Now sometimes you can get the “heads up” on potential troublemakers for you on the road. Learn to read the “types” Truckers are nearly always considerate and, as their perception is that they represent a persecuted class of motorists, they seem to have an empathy with motorcyclists. A truckie will often give you the “heads up” that there are ploice in the area whereas it is almost unheard of for a motorist to do that, and, if they do, you can almost bet that the car driver is also a motorcyclist.
Young “P” plate drivers in “rice boy” cars (you know what I mean) are to be avoided at all costs. He thinks that his car is the fastest in the district and that he’s the best driver in town. It doesn’t matter that you could smoke him to the speed limit in first gear or that you could beat him through any set of corners that he’d like to nominate. HE thinks he has a chance and he’ll do anything (usually stupid) to impress his mate/girlfriend who is sitting in the passenger seat.

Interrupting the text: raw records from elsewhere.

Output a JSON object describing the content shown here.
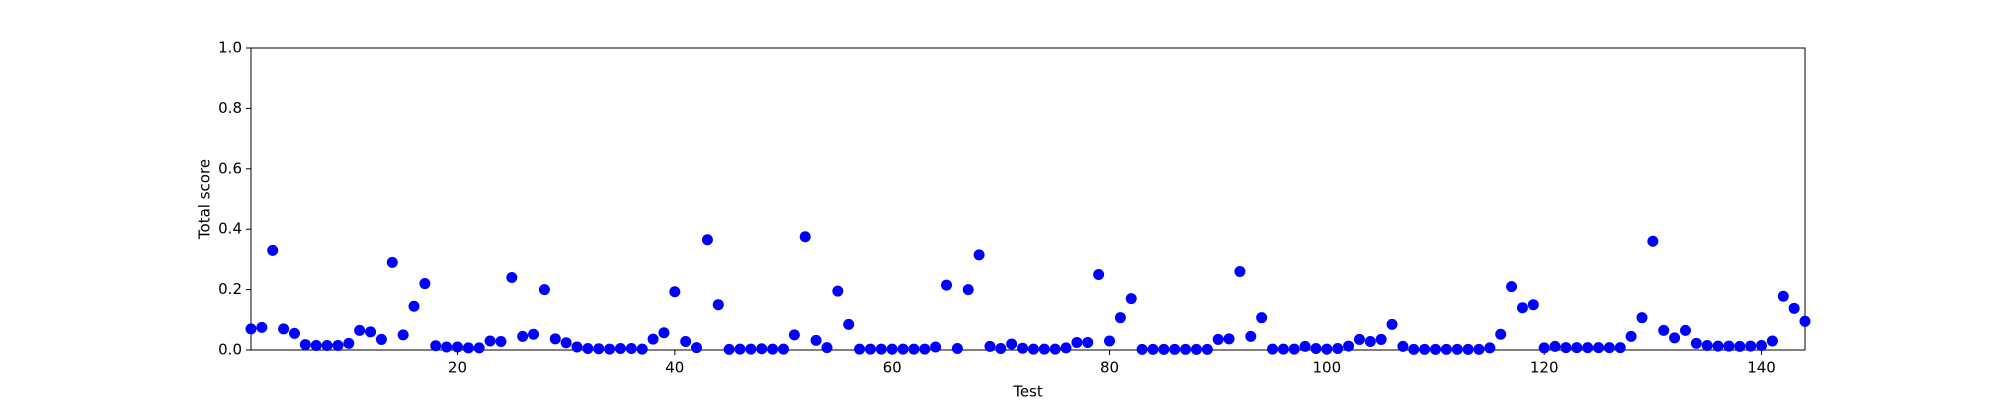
{
  "chart_data": {
    "type": "scatter",
    "x_label": "Test",
    "y_label": "Total score",
    "color": "#0000ff",
    "x": [
      1,
      2,
      3,
      4,
      5,
      6,
      7,
      8,
      9,
      10,
      11,
      12,
      13,
      14,
      15,
      16,
      17,
      18,
      19,
      20,
      21,
      22,
      23,
      24,
      25,
      26,
      27,
      28,
      29,
      30,
      31,
      32,
      33,
      34,
      35,
      36,
      37,
      38,
      39,
      40,
      41,
      42,
      43,
      44,
      45,
      46,
      47,
      48,
      49,
      50,
      51,
      52,
      53,
      54,
      55,
      56,
      57,
      58,
      59,
      60,
      61,
      62,
      63,
      64,
      65,
      66,
      67,
      68,
      69,
      70,
      71,
      72,
      73,
      74,
      75,
      76,
      77,
      78,
      79,
      80,
      81,
      82,
      83,
      84,
      85,
      86,
      87,
      88,
      89,
      90,
      91,
      92,
      93,
      94,
      95,
      96,
      97,
      98,
      99,
      100,
      101,
      102,
      103,
      104,
      105,
      106,
      107,
      108,
      109,
      110,
      111,
      112,
      113,
      114,
      115,
      116,
      117,
      118,
      119,
      120,
      121,
      122,
      123,
      124,
      125,
      126,
      127,
      128,
      129,
      130,
      131,
      132,
      133,
      134,
      135,
      136,
      137,
      138,
      139,
      140,
      141,
      142,
      143,
      144
    ],
    "values": [
      0.07,
      0.075,
      0.33,
      0.07,
      0.055,
      0.018,
      0.015,
      0.015,
      0.015,
      0.022,
      0.065,
      0.06,
      0.035,
      0.29,
      0.05,
      0.145,
      0.22,
      0.014,
      0.01,
      0.01,
      0.007,
      0.007,
      0.03,
      0.028,
      0.24,
      0.045,
      0.052,
      0.2,
      0.037,
      0.024,
      0.01,
      0.005,
      0.004,
      0.003,
      0.005,
      0.005,
      0.003,
      0.036,
      0.057,
      0.193,
      0.028,
      0.008,
      0.365,
      0.15,
      0.002,
      0.003,
      0.003,
      0.004,
      0.003,
      0.003,
      0.05,
      0.375,
      0.032,
      0.008,
      0.195,
      0.085,
      0.003,
      0.003,
      0.003,
      0.003,
      0.003,
      0.003,
      0.003,
      0.01,
      0.215,
      0.005,
      0.2,
      0.315,
      0.012,
      0.005,
      0.02,
      0.006,
      0.003,
      0.003,
      0.003,
      0.007,
      0.025,
      0.025,
      0.25,
      0.03,
      0.107,
      0.17,
      0.002,
      0.002,
      0.002,
      0.002,
      0.002,
      0.002,
      0.002,
      0.035,
      0.037,
      0.26,
      0.045,
      0.107,
      0.003,
      0.003,
      0.003,
      0.012,
      0.005,
      0.003,
      0.005,
      0.013,
      0.035,
      0.028,
      0.035,
      0.085,
      0.012,
      0.002,
      0.002,
      0.002,
      0.002,
      0.002,
      0.002,
      0.002,
      0.007,
      0.052,
      0.21,
      0.14,
      0.15,
      0.007,
      0.012,
      0.008,
      0.008,
      0.008,
      0.008,
      0.008,
      0.008,
      0.045,
      0.107,
      0.36,
      0.065,
      0.04,
      0.065,
      0.022,
      0.015,
      0.013,
      0.013,
      0.012,
      0.013,
      0.015,
      0.03,
      0.178,
      0.138,
      0.095
    ],
    "xlim": [
      1,
      144
    ],
    "xticks": [
      20,
      40,
      60,
      80,
      100,
      120,
      140
    ],
    "ylim": [
      0,
      1
    ],
    "yticks": [
      {
        "value": 0,
        "label": "0.0"
      },
      0.2,
      0.4,
      0.6,
      0.8,
      {
        "value": 1,
        "label": "1.0"
      }
    ]
  }
}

Older drivers are getting a bad rap these days and, as our population ages, they are going to make up an increasing proportion of road users. In fact, older drivers are usually safe and predictable, albeit slow. So just make allowances and give them some space to do what they need to do.
Vans are very fast these days and more than able to keep up with the traffic flow. Unfortunately many are being driven by couriers who are rushing to meet a deadline or tradesmen who are late for a job. Avoid them if you can and don’t get mixed up with them. The company owns the van most of the time so the driver doesn’t have to take that good a care of it. Know what I mean?
I could multiply examples but you get the idea. Know who the people are who are sharing your environment at any given time and ride accordingly. It’s simplistic to say it, but, you’re not the only vehicle out there.
But there are other aspects of your environment that come in to play as well. The condition of the road, for example, visibility (can the motorists around you SEE you?), road markings, many of which can be diabolical, especially when they get wet, fuel spills on your favourite corner (usually in areas that are frequented by trucks, so there’s something else to tip you off to potential danger)
And all of these cautions are greatly magnified the moment you move out of your comfort zone and start riding in unfamiliar territory. You don’t KNOW, nor can you PREDICT with any degree of accuracy, what is going to be around the next corner, so, be aware of your environment and be prepared to react accordingly.